My initial reaction was that this was amusing, but rather goofy -- that it's entirely ridiculous on its face. And yet, there is a part of me that rages against the growing infantilization of how modern society treats kids (and, indeed, adults), and a feeling that we do ourselves a damage by not teaching them real responsibility at a young age. The right to vote is the most serious responsibility we give to our citizens: important, and not trivial to do well. Humans learn best by doing, and I do wonder if the best way to teach people that voting is important, and should be taken seriously, is to let them actually *do* it from youth.

So I find myself of curiously mixed minds here. Part of me thinks the idea is fairly preposterous, and would dumb government down. Another part of me thinks that it could, instead, smarten our citizens up. Really, I suspect that a mix of the two would be true. Opinions?
siderea: (Default)

[personal profile] siderea 2007-01-17 03:51 am (UTC)(link)
[continued]

Unfortunately, the class of people that, statistically, children most need to be protected from is... their parents. Those who would strengthen dominion of parents over their children usually take the rhetorical tack of conflating the interests of parents and children. But the interests of parents and children are often enough at odds, and what parents would like to do with their children is not always in their children's best interests.

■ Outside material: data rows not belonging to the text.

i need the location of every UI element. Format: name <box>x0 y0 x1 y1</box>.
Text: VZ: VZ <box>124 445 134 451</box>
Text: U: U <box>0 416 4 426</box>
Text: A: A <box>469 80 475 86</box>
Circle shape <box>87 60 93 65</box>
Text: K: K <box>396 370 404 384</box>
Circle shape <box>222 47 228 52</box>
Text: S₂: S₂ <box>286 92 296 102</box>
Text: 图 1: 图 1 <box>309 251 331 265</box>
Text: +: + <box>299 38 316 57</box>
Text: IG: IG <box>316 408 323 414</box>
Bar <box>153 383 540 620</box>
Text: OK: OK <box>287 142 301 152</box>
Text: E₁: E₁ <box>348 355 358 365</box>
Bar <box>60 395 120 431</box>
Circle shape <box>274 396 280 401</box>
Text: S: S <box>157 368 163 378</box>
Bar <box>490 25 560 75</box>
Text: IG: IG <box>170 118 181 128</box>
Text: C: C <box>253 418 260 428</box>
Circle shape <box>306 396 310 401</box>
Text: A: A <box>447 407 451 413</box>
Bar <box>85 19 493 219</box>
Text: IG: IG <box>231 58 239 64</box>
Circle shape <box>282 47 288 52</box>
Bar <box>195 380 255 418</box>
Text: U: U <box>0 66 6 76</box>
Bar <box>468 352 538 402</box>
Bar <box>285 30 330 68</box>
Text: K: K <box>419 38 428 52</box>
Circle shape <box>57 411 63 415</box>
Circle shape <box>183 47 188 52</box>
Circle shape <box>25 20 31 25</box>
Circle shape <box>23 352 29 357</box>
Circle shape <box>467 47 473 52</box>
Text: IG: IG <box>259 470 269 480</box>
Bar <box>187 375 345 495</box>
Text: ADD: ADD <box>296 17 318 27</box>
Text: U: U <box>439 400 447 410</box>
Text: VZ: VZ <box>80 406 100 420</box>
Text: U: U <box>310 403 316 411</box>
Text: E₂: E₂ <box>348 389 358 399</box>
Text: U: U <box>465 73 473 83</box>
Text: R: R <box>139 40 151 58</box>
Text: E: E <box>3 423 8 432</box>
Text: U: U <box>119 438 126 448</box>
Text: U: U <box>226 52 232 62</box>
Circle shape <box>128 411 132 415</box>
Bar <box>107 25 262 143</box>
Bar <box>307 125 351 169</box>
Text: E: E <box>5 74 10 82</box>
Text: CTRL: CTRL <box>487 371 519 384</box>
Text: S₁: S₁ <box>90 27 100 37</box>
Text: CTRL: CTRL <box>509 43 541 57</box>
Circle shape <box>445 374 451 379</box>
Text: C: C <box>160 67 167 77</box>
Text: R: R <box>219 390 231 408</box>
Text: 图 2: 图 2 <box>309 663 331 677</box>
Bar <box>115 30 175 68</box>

This is one reason I don't feel it entirely adequate for parents to represent their children's interests at the polls. Parents, as a class, are naturally given to arrogate to themselves rights over their children, to choose what they think should happen to their children rather than letting their children choose, even when those children are perfectly capable of making that choice. After all, it might be a choice the parent doesn't like, and with the power available, the temptation is always there to compel where one can't convince.

[identity profile] jimpage363.livejournal.com 2007-01-17 06:52 am (UTC)(link)
I think we've gotten far afield and probably missed the most important point in the dicussion of "should or shouldn't". Children, and that is a large group, so let's say from 0 - about 15 or so, are not developmentally capable of making decisions for which they can be held as responsible as an adult making the same decision. I say this as a youth educator with a degree and many years of experience, let alone research, backing me up.

Your points regarding parents not always acting in their children's best interest is well-taken but can hardly be considered as descriptive of the majority.

There is no absolute justice nor perfect democratic solution, mostly because this is the real world. Remember the quote about democracy being a terrible system but it's better than any other system we have?

The current system excludes children from the voting populace until they reach their majority. It also disenfranchises felons, but I'm Ok with that, too.

Thanks, Justin, for bringing forward an interesting point to debate!